The most significant revelation from one week of using the Tell Me material and yesterday's conversation is that Nathaniel needs to hear more AAC use. The idea of aided language input, or modeling words on his communication device, is not new to me. I have been modeling for years. I have participated in modeling challenges; some months I have faithfully charted my daily modeling each night giving myself a smiley or frown face dependent on my efforts. Between speech therapy sessions, I willingly model the words Nathaniel's therapists select as weekly words. I move on to the next week's words with regularity.
Recently, I've done this with the objective of showing Nathaniel where to find words on his device or how to put them together in short phrases and sentences. Nathaniel's willingness to pay attention to the device and me feels like an important piece of this practice. I can quickly lose enthusiasm if he doesn't stop what he is doing and observe. This is wrong. My initial long term goal has been lost. My focus should not be modeling a set of AAC words to daily check a "I worked on therapy goals" box. My goal should be to speak AAC.
A college friend's son recently married a woman from Ecuador. I am not sure how my friend, Kay, has handled the language differences with her new daughter-in-law. I suspect if one of my sons marries a foreign language speaker, I would want to learn her language. I would want to incorporate her native tongue into our home as much as possible. I would do this to make her feel welcomed, comfortable, and loved. Over time, we would likely sort out which language, hers or mine, would dominate our interactions. One of us would have to make the extra effort and learn the other's language. I doubt I would know her well or that we would communicate effectively until one of us waived speaking in our own language for the sake of the other.
AAC is the only language my son will ever speak.
It is something I know. But then again, maybe I do not really accept the full implication of that statement. Because in many ways I'm still playing around with aided language input as if it's up for grabs which expressive language, his or mine, we will land upon.
Nathaniel needs to hear more AAC talk. He needs to hear his expressive language used in functional conversations with him, with Rich, and with his brothers. He needs to hear someone speak in AAC with the mail woman and the medical supply delivery man and his therapists and the checker at the grocery store and a friend visiting on a Monday morning. Because if I want him to speak someday (or today) with his dad, brothers, the mail woman, the delivery man, the therapists, the grocery clerk, and his friends, I have to be a model. A model who does more than use a set of AAC words for a few days and moves on; I have to model being an AAC speaker.
I have to yield speaking my language, so he can learn how to speak his.
We celebrated Josiah's high school graduation with an open house last weekend. All his siblings were home for the afternoon and evening. It was a beautiful time. Someone joked that we are the only school they've known where one hundred percent of the alumni attend each graduation. Outwardly, Saturday was a celebration for Josiah alone, but an era of our lives came to a close. Privately I celebrated a personal accomplishment. Twenty-five years ago, I determined to homeschool our children through high school. Josiah's graduation concludes that initial expectation.

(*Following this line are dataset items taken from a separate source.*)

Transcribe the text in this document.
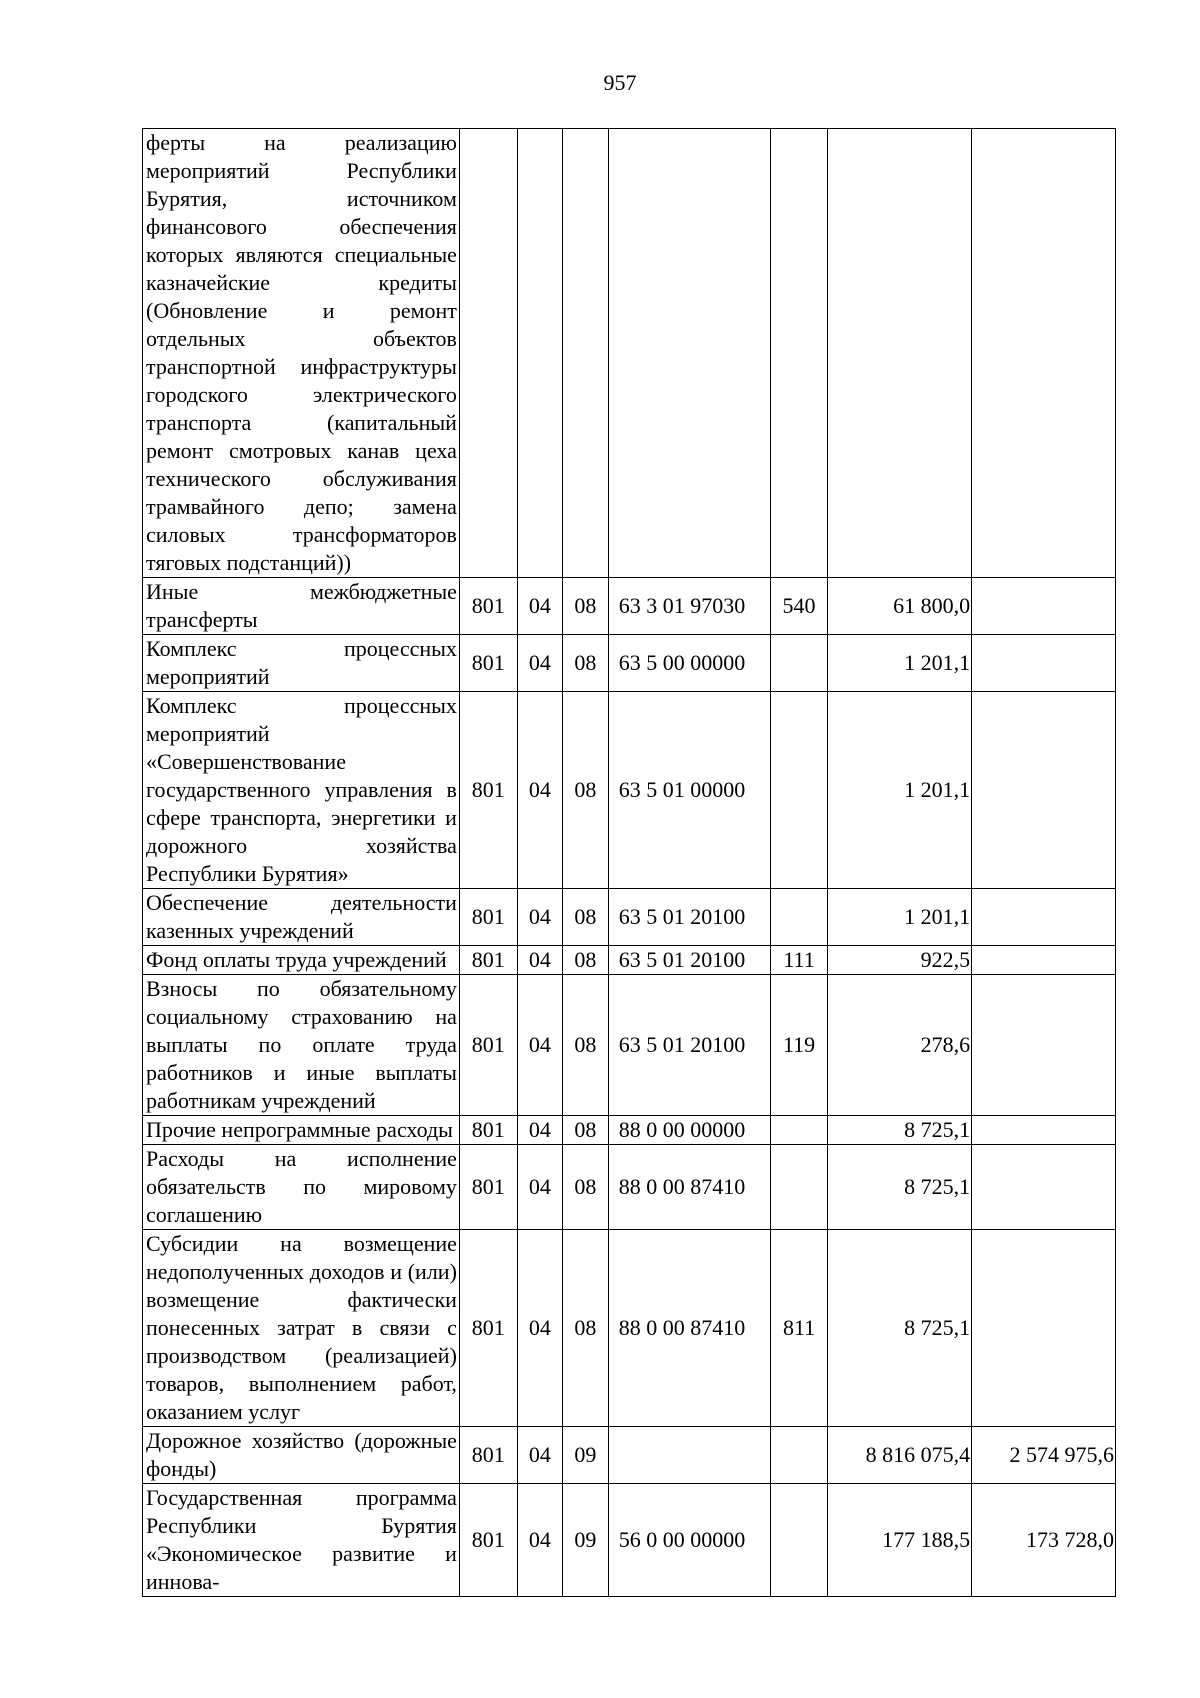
957
ферты на реализацию мероприятий Республики Бурятия, источником финансового обеспечения которых являются специальные казначейские кредиты (Обновление и ремонт отдельных объектов транспортной инфраструктуры городского электрического транспорта (капитальный ремонт смотровых канав цеха технического обслуживания трамвайного депо; замена силовых трансформаторов тяговых подстанций))							
Иные межбюджетные трансферты	801	04	08	63 3 01 97030	540	61 800,0	
Комплекс процессных мероприятий	801	04	08	63 5 00 00000		1 201,1	
Комплекс процессных мероприятий «Совершенствование государственного управления в сфере транспорта, энергетики и дорожного хозяйства Республики Бурятия»	801	04	08	63 5 01 00000		1 201,1	
Обеспечение деятельности казенных учреждений	801	04	08	63 5 01 20100		1 201,1	
Фонд оплаты труда учреждений	801	04	08	63 5 01 20100	111	922,5	
Взносы по обязательному социальному страхованию на выплаты по оплате труда работников и иные выплаты работникам учреждений	801	04	08	63 5 01 20100	119	278,6	
Прочие непрограммные расходы	801	04	08	88 0 00 00000		8 725,1	
Расходы на исполнение обязательств по мировому соглашению	801	04	08	88 0 00 87410		8 725,1	
Субсидии на возмещение недополученных доходов и (или) возмещение фактически понесенных затрат в связи с производством (реализацией) товаров, выполнением работ, оказанием услуг	801	04	08	88 0 00 87410	811	8 725,1	
Дорожное хозяйство (дорожные фонды)	801	04	09			8 816 075,4	2 574 975,6
Государственная программа Республики Бурятия «Экономическое развитие и иннова-	801	04	09	56 0 00 00000		177 188,5	173 728,0
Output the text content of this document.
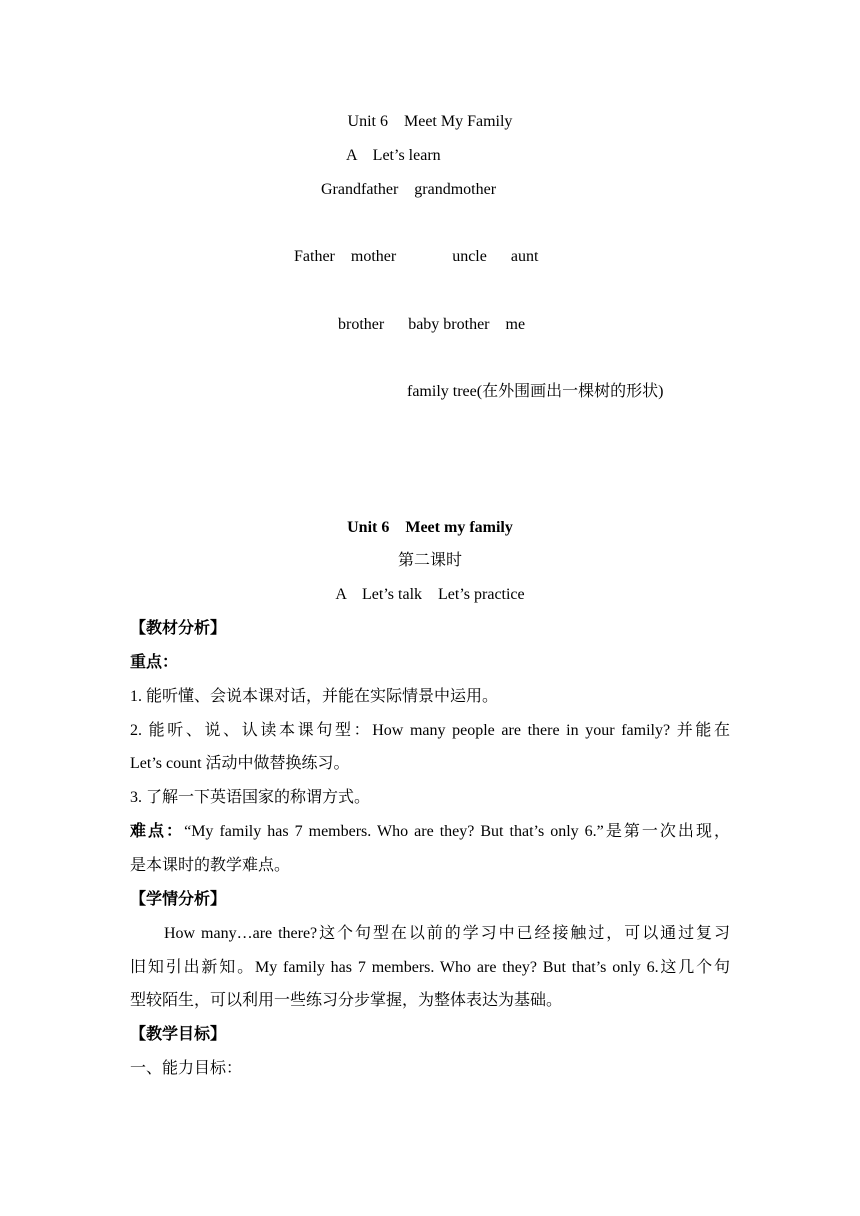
Unit 6    Meet My Family
A    Let’s learn
Grandfather    grandmother
Father    mother              uncle      aunt
brother      baby brother    me
family tree(在外围画出一棵树的形状)
Unit 6    Meet my family
第二课时
A    Let’s talk    Let’s practice
【教材分析】
重点：
1. 能听懂、会说本课对话，并能在实际情景中运用。
2. 能听、说、认读本课句型：How many people are there in your family? 并能在
Let’s count 活动中做替换练习。
3. 了解一下英语国家的称谓方式。
难点：“My family has 7 members. Who are they? But that’s only 6.”是第一次出现，
是本课时的教学难点。
【学情分析】
How many…are there?这个句型在以前的学习中已经接触过，可以通过复习
旧知引出新知。My family has 7 members. Who are they? But that’s only 6.这几个句
型较陌生，可以利用一些练习分步掌握，为整体表达为基础。
【教学目标】
一、能力目标：
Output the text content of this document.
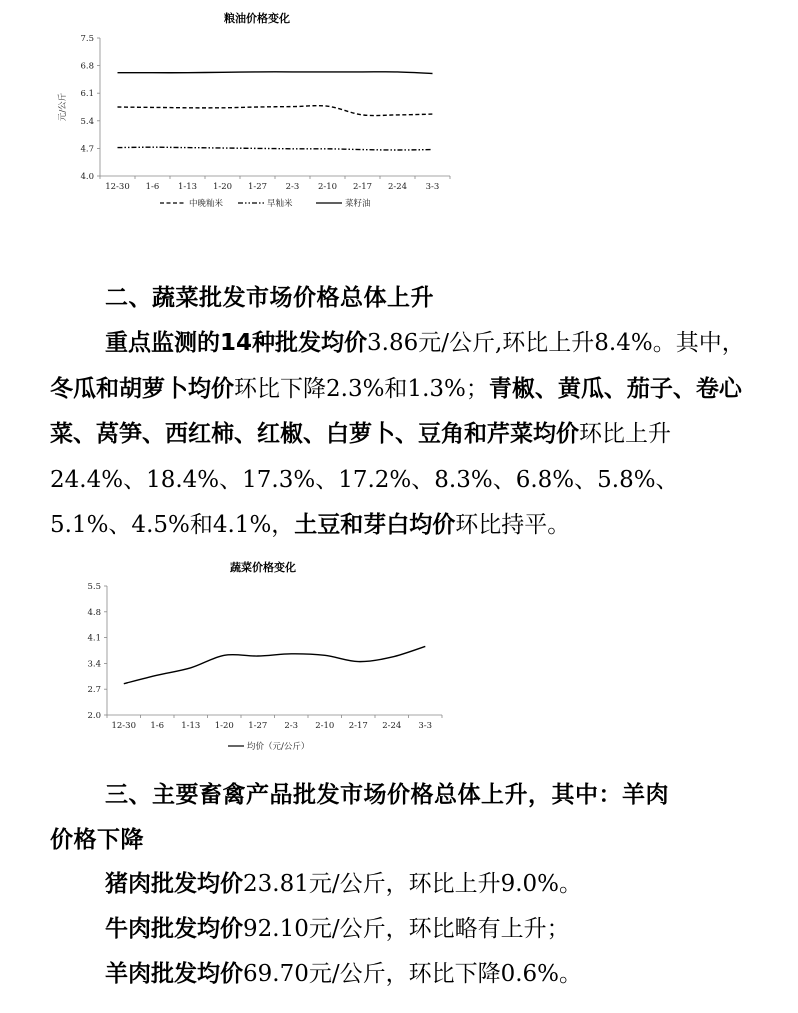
粮油价格变化
4.0
4.7
5.4
6.1
6.8
7.5
12-30 1-6 1-13 1-20 1-27 2-3 2-10 2-17 2-24 3-3
元/公斤
中晚籼米	早籼米	菜籽油
二、蔬菜批发市场价格总体上升
重点监测的14种批发均价3.86元/公斤,环比上升8.4%。其中，冬瓜和胡萝卜均价环比下降2.3%和1.3%；青椒、黄瓜、茄子、卷心菜、莴笋、西红柿、红椒、白萝卜、豆角和芹菜均价环比上升24.4%、18.4%、17.3%、17.2%、8.3%、6.8%、5.8%、5.1%、4.5%和4.1%，土豆和芽白均价环比持平。
蔬菜价格变化
2.0
2.7
3.4
4.1
4.8
5.5
12-30 1-6 1-13 1-20 1-27 2-3 2-10 2-17 2-24 3-3
均价（元/公斤）
三、主要畜禽产品批发市场价格总体上升，其中：羊肉
价格下降
猪肉批发均价23.81元/公斤，环比上升9.0%。
牛肉批发均价92.10元/公斤，环比略有上升；
羊肉批发均价69.70元/公斤，环比下降0.6%。
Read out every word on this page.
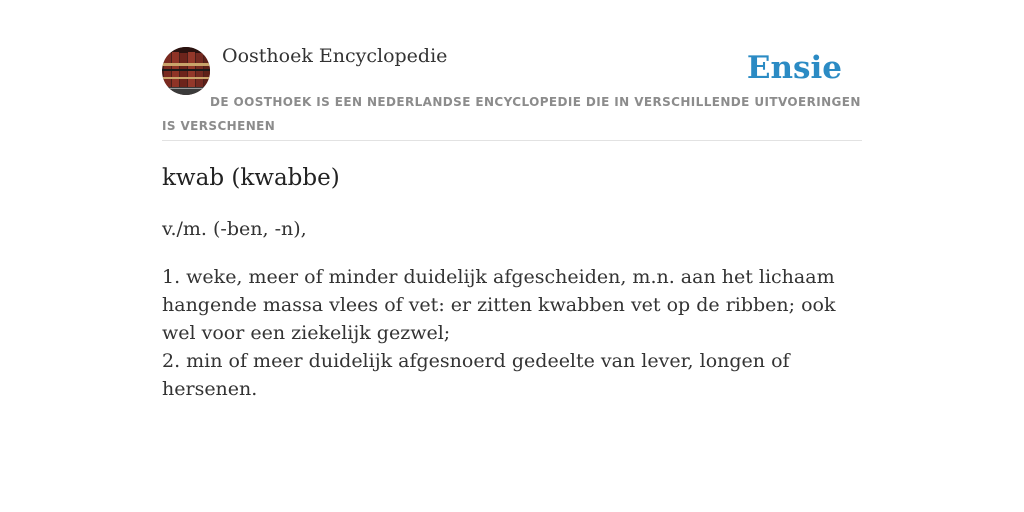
Oosthoek Encyclopedie	Ensie
DE OOSTHOEK IS EEN NEDERLANDSE ENCYCLOPEDIE DIE IN VERSCHILLENDE UITVOERINGEN IS VERSCHENEN
kwab (kwabbe)
v./m. (-ben, -n),

1. weke, meer of minder duidelijk afgescheiden, m.n. aan het lichaam hangende massa vlees of vet: er zitten kwabben vet op de ribben; ook wel voor een ziekelijk gezwel;

2. min of meer duidelijk afgesnoerd gedeelte van lever, longen of hersenen.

My reluctance to settle on homeschooling Nathaniel is because I am very familiar with life in the trenches. The benefits of homeschooling can be incredible. The mother's personal sacrifice is the elephant in the room felt yearly. One of the reasons I attended graduate school was to experience a season where someone else created the lesson plans, passed out assignments, graded papers, and provided intellectual conversation.
My new friendship with Dr. Zangari is a timely gift. Practically, because I have voids in knowing how to teach an AAC speaker. Her depth of experience in clinical practice and in teaching master and doctoral level speech pathologist candidates is an expertise we could not access except through a mentoring relationship. Nathaniel will be the ultimate beneficiary. But beyond the advantages to him, using the Tell Me Program and forming a collaboration with Dr. Zangari and our local therapists is like Aaron and Hur standing beside Moses. It will help me keep on keeping on.